Óleos mais saudáveis, com vitaminas e sem gorduras saturadas e um queijo da Serra, por exemplo, com maior validade e com uma “casca” natural e comestível. São projetos de Miguel Cerqueira, do Centro de Engenharia Biológica da Universidade do Minho, que lhe valeram, recentemente, a atribuição do galardão “Outstanding Young Scientist” pela União Internacional de Ciência e Tecnologia dos Alimentos (IUFosT). O Ciência 2.0 entrevistou o investigador de 32 anos para conhecer em maior pormenor o seu trabalho. 

Foi distinguido durante o 17º IUFost – Congresso Mundial de Ciência e Tecnologia de Alimentos, no Canadá. Pode falar-nos um pouco sobre a investigação que apresentou?

O prémio atribuído deve-se à avaliação do meu currículo e do meu trabalho como investigador desde 2006. Apresentei ao congresso os resultados do último ano e meio de investigação, específicos de um projeto relacionado com óleo-géis, ou seja, ingredientes alimentares com base em gorduras mais saudáveis. O que tentamos fazer é substituir gorduras pouco saudáveis, saturadas e trans (hidrogenadas), de alimentos, por gorduras mais saudáveis. É um processo mais difícil uma vez que têm propriedades únicas às quais são atribuídas o sabor e a textura. O nosso objetivo é construir um novo ingrediente que tenha as mesmas propriedades organoléticas quando comparado ao alimento original.

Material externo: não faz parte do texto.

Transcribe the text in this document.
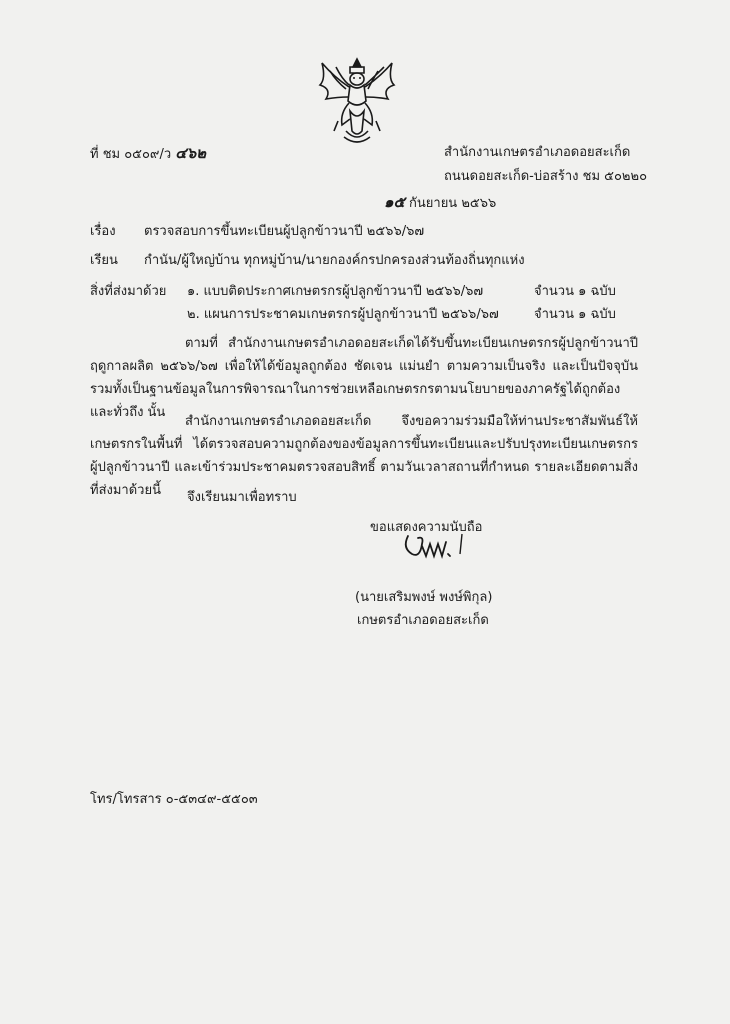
ที่ ชม ๐๕๐๙/ว ๔๖๒	สำนักงานเกษตรอำเภอดอยสะเก็ด
ถนนดอยสะเก็ด-บ่อสร้าง ชม ๕๐๒๒๐
๑๕ กันยายน ๒๕๖๖
เรื่อง ตรวจสอบการขึ้นทะเบียนผู้ปลูกข้าวนาปี ๒๕๖๖/๖๗
เรียน กำนัน/ผู้ใหญ่บ้าน ทุกหมู่บ้าน/นายกองค์กรปกครองส่วนท้องถิ่นทุกแห่ง
สิ่งที่ส่งมาด้วย ๑. แบบติดประกาศเกษตรกรผู้ปลูกข้าวนาปี ๒๕๖๖/๖๗	จำนวน ๑ ฉบับ
๒. แผนการประชาคมเกษตรกรผู้ปลูกข้าวนาปี ๒๕๖๖/๖๗	จำนวน ๑ ฉบับ
ตามที่ สำนักงานเกษตรอำเภอดอยสะเก็ดได้รับขึ้นทะเบียนเกษตรกรผู้ปลูกข้าวนาปี ฤดูกาลผลิต ๒๕๖๖/๖๗ เพื่อให้ได้ข้อมูลถูกต้อง ชัดเจน แม่นยำ ตามความเป็นจริง และเป็นปัจจุบัน รวมทั้งเป็นฐานข้อมูลในการพิจารณาในการช่วยเหลือเกษตรกรตามนโยบายของภาครัฐได้ถูกต้องและทั่วถึง นั้น
สำนักงานเกษตรอำเภอดอยสะเก็ด จึงขอความร่วมมือให้ท่านประชาสัมพันธ์ให้เกษตรกรในพื้นที่ ได้ตรวจสอบความถูกต้องของข้อมูลการขึ้นทะเบียนและปรับปรุงทะเบียนเกษตรกรผู้ปลูกข้าวนาปี และเข้าร่วมประชาคมตรวจสอบสิทธิ์ ตามวันเวลาสถานที่กำหนด รายละเอียดตามสิ่งที่ส่งมาด้วยนี้	จึงเรียนมาเพื่อทราบ
ขอแสดงความนับถือ
(นายเสริมพงษ์ พงษ์พิกุล)
เกษตรอำเภอดอยสะเก็ด
โทร/โทรสาร ๐-๕๓๔๙-๕๕๐๓
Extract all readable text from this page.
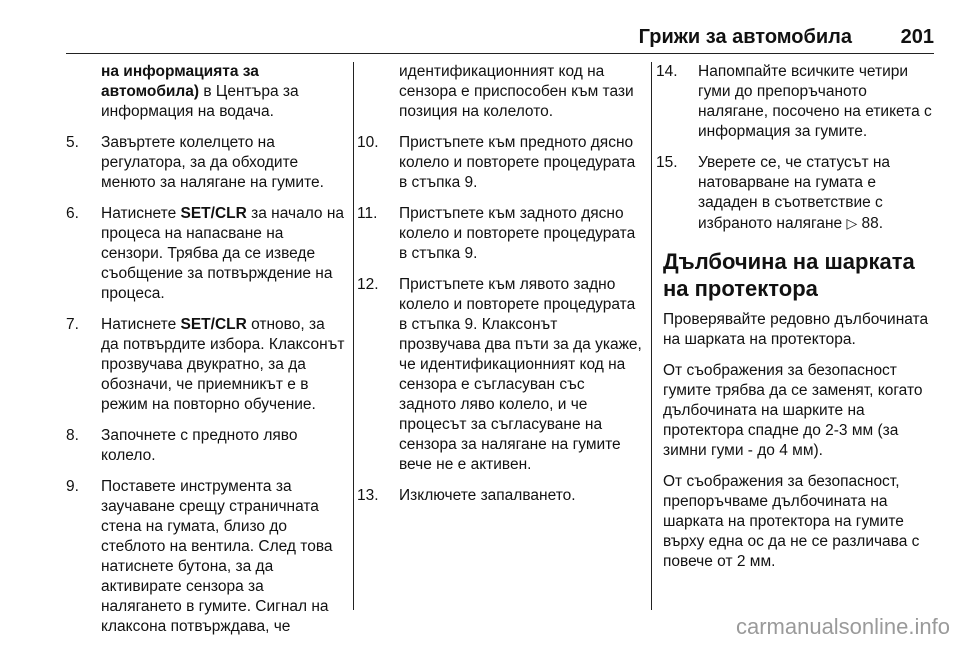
Грижи за автомобила 201
на информацията за автомобила) в Центъра за информация на водача.
5. Завъртете колелцето на регулатора, за да обходите менюто за налягане на гумите.
6. Натиснете SET/CLR за начало на процеса на напасване на сензори. Трябва да се изведе съобщение за потвърждение на процеса.
7. Натиснете SET/CLR отново, за да потвърдите избора. Клаксонът прозвучава двукратно, за да обозначи, че приемникът е в режим на повторно обучение.
8. Започнете с предното ляво колело.
9. Поставете инструмента за заучаване срещу страничната стена на гумата, близо до стеблото на вентила. След това натиснете бутона, за да активирате сензора за налягането в гумите. Сигнал на клаксона потвърждава, че
идентификационният код на сензора е приспособен към тази позиция на колелото.
10. Пристъпете към предното дясно колело и повторете процедурата в стъпка 9.
11. Пристъпете към задното дясно колело и повторете процедурата в стъпка 9.
12. Пристъпете към лявото задно колело и повторете процедурата в стъпка 9. Клаксонът прозвучава два пъти за да укаже, че идентификационният код на сензора е съгласуван със задното ляво колело, и че процесът за съгласуване на сензора за налягане на гумите вече не е активен.
13. Изключете запалването.
14. Напомпайте всичките четири гуми до препоръчаното налягане, посочено на етикета с информация за гумите.
15. Уверете се, че статусът на натоварване на гумата е зададен в съответствие с избраното налягане ▷ 88.
Дълбочина на шарката на протектора
Проверявайте редовно дълбочината на шарката на протектора.
От съображения за безопасност гумите трябва да се заменят, когато дълбочината на шарките на протектора спадне до 2-3 мм (за зимни гуми - до 4 мм).
От съображения за безопасност, препоръчваме дълбочината на шарката на протектора на гумите върху една ос да не се различава с повече от 2 мм.
carmanualsonline.info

É vantajoso para o consumidor a nível de saúde, pois conseguimos controlar o nível de gordura. Por outro lado, pode também originar produtos inovadores, com mais tempo de prateleira passíveis de ser depois transpostos para o mercado.

Gorduras mais saudáveis, mas mantendo o mesmo sabor. Esta é a grande dificuldade da investigação?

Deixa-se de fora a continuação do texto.